OJ's lawyer beats his rival again
RUPERT CORNWELL
Washington
He beat her in court and now Johnnie Cochran has bested Marcia Clark in the book-deal sweepstakes. The fast-talking attorney who secured the acquittal of OJ Simpson has won a book contract for "slightly" more than the $4.2m (pounds 2.8m) advance obtained by Ms Clark, the lead prosecution lawyer.
"Let's just say we won again," the Los Angeles Times quoted a friend of Mr Cochran's remarking about the contract for his memoirs, to be published in 1997 and reportedly titled My Journey to Justice: The Autobiography of Johnnie Cochran Jr.

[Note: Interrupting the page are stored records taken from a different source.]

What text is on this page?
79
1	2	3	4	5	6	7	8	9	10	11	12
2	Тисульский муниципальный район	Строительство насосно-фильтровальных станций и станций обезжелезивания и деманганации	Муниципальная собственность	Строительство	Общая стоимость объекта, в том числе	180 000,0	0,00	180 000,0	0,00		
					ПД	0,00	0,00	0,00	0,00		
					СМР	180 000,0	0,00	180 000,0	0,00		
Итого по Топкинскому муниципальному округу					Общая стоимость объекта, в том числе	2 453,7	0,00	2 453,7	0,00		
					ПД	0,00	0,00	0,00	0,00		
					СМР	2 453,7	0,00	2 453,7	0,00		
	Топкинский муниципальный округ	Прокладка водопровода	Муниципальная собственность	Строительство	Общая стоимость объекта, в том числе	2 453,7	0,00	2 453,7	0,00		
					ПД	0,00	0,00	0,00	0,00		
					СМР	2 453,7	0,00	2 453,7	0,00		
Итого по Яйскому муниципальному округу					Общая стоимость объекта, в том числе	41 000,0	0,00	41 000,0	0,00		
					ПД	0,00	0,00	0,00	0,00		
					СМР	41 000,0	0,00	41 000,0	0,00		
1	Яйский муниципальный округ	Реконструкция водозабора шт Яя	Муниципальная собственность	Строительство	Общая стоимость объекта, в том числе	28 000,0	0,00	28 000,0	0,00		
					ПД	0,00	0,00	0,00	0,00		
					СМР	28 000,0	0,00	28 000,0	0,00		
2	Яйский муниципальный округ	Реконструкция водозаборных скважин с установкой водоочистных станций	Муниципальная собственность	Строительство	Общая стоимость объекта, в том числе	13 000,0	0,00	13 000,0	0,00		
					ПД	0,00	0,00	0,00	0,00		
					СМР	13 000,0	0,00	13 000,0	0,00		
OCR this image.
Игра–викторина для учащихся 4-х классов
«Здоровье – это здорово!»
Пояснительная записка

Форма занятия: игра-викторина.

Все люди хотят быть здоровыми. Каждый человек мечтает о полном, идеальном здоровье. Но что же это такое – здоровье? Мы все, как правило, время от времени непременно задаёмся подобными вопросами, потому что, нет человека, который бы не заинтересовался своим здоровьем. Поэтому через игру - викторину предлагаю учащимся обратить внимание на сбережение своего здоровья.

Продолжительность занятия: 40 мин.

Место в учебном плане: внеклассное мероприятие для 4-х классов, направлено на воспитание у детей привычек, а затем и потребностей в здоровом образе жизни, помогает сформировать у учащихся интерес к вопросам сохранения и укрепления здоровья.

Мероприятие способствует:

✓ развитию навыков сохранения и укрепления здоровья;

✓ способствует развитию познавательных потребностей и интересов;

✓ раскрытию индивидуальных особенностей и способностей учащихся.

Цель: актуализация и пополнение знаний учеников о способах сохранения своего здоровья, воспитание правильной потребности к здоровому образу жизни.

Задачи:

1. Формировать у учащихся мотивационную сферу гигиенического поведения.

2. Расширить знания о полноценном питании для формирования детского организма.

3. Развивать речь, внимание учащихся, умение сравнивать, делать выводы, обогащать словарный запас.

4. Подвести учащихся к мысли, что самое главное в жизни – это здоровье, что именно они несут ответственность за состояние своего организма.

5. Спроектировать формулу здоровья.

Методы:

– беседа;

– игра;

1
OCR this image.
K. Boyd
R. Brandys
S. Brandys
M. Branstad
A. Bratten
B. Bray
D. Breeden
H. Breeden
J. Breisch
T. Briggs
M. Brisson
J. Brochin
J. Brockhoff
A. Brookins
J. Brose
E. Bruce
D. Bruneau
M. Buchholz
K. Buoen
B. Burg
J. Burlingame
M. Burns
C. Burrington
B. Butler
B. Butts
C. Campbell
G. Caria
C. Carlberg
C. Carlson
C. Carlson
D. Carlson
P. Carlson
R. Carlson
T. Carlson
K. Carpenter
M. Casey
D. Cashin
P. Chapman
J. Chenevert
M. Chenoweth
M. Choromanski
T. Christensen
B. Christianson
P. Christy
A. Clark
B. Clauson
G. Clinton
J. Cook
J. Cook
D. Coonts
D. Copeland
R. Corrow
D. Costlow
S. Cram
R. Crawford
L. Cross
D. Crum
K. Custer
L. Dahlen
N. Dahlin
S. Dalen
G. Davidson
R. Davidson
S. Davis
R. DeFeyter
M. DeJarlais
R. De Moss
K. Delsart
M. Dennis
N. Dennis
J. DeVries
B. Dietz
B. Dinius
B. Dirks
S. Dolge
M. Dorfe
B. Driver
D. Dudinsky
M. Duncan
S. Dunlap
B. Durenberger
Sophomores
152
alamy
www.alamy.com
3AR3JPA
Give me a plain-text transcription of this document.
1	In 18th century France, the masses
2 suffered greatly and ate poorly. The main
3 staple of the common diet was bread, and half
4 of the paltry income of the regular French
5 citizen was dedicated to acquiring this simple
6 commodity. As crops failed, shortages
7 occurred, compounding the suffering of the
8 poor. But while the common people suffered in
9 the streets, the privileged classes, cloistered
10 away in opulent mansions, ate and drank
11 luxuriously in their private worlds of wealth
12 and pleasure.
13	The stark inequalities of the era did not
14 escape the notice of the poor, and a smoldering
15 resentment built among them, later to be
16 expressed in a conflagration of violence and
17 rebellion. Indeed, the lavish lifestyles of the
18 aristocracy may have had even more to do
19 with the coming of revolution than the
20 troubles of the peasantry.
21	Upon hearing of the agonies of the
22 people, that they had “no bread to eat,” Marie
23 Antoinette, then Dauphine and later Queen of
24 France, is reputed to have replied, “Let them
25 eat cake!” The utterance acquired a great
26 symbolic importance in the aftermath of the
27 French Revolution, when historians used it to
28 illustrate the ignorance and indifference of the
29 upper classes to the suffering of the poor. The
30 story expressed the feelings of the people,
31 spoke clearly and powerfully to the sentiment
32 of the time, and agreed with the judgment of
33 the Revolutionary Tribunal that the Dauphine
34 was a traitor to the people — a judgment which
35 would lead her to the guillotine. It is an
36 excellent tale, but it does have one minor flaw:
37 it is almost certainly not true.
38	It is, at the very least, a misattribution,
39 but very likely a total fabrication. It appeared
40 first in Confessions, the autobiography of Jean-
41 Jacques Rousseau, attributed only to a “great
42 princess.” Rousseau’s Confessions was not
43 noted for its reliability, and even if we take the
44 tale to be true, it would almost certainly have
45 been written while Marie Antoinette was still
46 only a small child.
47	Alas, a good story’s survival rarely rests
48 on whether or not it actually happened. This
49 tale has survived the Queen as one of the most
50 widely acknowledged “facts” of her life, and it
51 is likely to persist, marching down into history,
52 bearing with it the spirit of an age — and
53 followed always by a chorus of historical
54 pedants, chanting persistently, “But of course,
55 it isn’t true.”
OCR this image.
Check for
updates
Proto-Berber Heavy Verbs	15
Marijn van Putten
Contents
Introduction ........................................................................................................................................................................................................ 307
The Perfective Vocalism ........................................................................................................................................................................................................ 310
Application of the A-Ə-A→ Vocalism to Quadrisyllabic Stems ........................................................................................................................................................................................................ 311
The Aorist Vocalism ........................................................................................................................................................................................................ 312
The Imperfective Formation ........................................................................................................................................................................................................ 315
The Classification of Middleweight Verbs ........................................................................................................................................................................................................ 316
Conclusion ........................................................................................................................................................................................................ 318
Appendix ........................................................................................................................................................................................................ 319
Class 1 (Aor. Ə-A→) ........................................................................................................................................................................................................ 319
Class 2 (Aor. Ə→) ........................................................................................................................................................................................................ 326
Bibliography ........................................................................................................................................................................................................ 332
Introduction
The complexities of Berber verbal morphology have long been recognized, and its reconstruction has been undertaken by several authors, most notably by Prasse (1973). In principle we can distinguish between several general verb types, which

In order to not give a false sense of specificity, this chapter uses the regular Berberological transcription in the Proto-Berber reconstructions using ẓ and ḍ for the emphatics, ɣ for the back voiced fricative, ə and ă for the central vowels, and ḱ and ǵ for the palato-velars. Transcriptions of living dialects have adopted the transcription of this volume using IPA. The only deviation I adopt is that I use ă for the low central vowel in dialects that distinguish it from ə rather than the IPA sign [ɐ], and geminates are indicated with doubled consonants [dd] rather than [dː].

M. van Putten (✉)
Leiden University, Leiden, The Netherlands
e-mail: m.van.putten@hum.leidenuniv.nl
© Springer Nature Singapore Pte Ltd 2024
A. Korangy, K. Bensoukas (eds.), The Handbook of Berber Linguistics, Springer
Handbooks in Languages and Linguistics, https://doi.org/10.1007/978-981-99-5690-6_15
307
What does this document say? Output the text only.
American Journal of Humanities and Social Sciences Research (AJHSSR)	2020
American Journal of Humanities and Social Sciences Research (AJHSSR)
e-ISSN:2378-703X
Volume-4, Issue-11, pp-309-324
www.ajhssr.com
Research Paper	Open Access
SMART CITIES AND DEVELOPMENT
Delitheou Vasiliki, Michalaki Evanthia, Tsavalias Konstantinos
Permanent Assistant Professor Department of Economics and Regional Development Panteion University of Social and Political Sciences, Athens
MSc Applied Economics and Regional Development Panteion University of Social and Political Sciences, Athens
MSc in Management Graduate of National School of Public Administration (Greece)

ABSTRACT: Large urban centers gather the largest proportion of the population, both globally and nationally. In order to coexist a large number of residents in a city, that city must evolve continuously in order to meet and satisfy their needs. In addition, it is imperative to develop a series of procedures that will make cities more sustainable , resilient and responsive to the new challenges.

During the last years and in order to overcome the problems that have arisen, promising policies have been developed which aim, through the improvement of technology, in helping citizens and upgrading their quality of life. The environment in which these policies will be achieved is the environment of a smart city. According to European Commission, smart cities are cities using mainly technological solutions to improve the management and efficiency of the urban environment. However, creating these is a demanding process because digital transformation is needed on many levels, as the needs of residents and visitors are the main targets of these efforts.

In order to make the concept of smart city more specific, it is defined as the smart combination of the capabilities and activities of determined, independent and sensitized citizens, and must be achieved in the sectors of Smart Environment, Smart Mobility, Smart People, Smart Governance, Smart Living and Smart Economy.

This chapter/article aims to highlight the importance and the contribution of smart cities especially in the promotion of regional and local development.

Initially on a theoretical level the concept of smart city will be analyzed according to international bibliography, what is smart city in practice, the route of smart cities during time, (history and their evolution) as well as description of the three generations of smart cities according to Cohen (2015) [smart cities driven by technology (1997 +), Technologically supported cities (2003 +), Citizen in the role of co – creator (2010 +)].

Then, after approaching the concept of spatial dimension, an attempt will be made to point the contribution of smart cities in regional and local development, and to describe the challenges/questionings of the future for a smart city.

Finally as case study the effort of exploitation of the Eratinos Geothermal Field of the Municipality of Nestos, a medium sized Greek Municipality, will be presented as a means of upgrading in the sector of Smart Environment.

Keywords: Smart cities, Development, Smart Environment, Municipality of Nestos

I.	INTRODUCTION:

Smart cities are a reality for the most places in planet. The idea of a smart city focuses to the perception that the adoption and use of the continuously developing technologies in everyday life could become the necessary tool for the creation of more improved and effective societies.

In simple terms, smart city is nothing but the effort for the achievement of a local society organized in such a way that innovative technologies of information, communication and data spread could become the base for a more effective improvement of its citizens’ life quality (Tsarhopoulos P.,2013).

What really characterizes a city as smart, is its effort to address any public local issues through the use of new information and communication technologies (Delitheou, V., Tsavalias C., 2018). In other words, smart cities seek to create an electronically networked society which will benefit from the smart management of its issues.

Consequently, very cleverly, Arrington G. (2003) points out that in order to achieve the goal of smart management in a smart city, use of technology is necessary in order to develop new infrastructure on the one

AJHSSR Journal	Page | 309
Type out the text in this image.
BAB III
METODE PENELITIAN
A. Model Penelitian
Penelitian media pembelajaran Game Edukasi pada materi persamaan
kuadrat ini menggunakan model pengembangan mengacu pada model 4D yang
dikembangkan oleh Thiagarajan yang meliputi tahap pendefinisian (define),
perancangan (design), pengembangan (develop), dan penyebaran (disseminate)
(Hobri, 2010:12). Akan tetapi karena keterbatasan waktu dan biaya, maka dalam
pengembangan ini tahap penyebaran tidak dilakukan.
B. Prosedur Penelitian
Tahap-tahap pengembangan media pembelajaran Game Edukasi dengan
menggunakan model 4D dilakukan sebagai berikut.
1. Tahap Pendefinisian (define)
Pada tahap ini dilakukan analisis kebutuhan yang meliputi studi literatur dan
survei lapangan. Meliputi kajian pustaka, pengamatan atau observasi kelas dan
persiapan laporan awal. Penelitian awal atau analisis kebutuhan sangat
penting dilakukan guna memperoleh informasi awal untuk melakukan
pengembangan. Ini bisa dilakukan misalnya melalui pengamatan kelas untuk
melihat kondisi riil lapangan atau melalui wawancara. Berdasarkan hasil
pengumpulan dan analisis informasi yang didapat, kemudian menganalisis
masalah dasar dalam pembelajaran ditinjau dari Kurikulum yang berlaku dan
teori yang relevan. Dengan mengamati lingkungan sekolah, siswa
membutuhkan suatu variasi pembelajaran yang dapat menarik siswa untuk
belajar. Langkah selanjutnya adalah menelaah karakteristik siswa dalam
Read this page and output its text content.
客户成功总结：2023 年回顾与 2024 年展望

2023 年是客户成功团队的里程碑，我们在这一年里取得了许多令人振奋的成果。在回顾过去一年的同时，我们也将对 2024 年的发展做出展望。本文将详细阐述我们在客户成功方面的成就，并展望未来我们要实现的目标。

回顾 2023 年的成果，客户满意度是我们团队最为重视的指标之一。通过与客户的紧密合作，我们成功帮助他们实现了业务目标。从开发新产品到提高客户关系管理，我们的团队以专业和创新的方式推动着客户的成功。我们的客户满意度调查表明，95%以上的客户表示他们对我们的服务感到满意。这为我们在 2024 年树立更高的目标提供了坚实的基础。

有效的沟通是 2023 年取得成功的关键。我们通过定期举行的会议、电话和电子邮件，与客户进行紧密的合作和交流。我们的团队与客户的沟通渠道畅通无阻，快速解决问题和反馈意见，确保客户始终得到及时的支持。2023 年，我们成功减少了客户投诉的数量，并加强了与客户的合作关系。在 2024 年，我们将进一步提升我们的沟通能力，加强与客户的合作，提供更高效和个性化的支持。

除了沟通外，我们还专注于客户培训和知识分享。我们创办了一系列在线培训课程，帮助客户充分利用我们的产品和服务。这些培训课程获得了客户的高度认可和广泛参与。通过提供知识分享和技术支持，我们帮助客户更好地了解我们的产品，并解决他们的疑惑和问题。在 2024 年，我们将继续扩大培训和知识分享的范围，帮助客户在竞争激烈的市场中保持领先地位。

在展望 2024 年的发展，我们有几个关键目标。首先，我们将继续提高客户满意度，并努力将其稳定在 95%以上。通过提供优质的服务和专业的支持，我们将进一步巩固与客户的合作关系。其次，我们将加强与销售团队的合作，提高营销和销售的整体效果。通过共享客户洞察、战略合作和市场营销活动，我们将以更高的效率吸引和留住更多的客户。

The book will be published by Ballantine's One World, a specialist in books about black Americans. "I want to remind people that the battle for justice is never-ending and that one person can make a difference," the newspaper was told by Mr Cochran, who will be in Britain this weekend to address a conference of black lawyers.
The deal lifts the literary lucre from the trial to even more stratospheric levels. The Clark and Cochran deals are among the biggest advances paid for non-fiction, apart from General Colin Powell's $6.5m and General Norman Schwarz-kopf's $5m. Robert Shapiro and Christopher Darden, defence and prosecution attorneys also in the Simpson case, have each received $1.5m advances for books of their own.
The only person not to benefit thus far is Mr Simpson. His reported post-trial pickings are a mere $500,000, from photo rights to his homecoming party after his acquittal.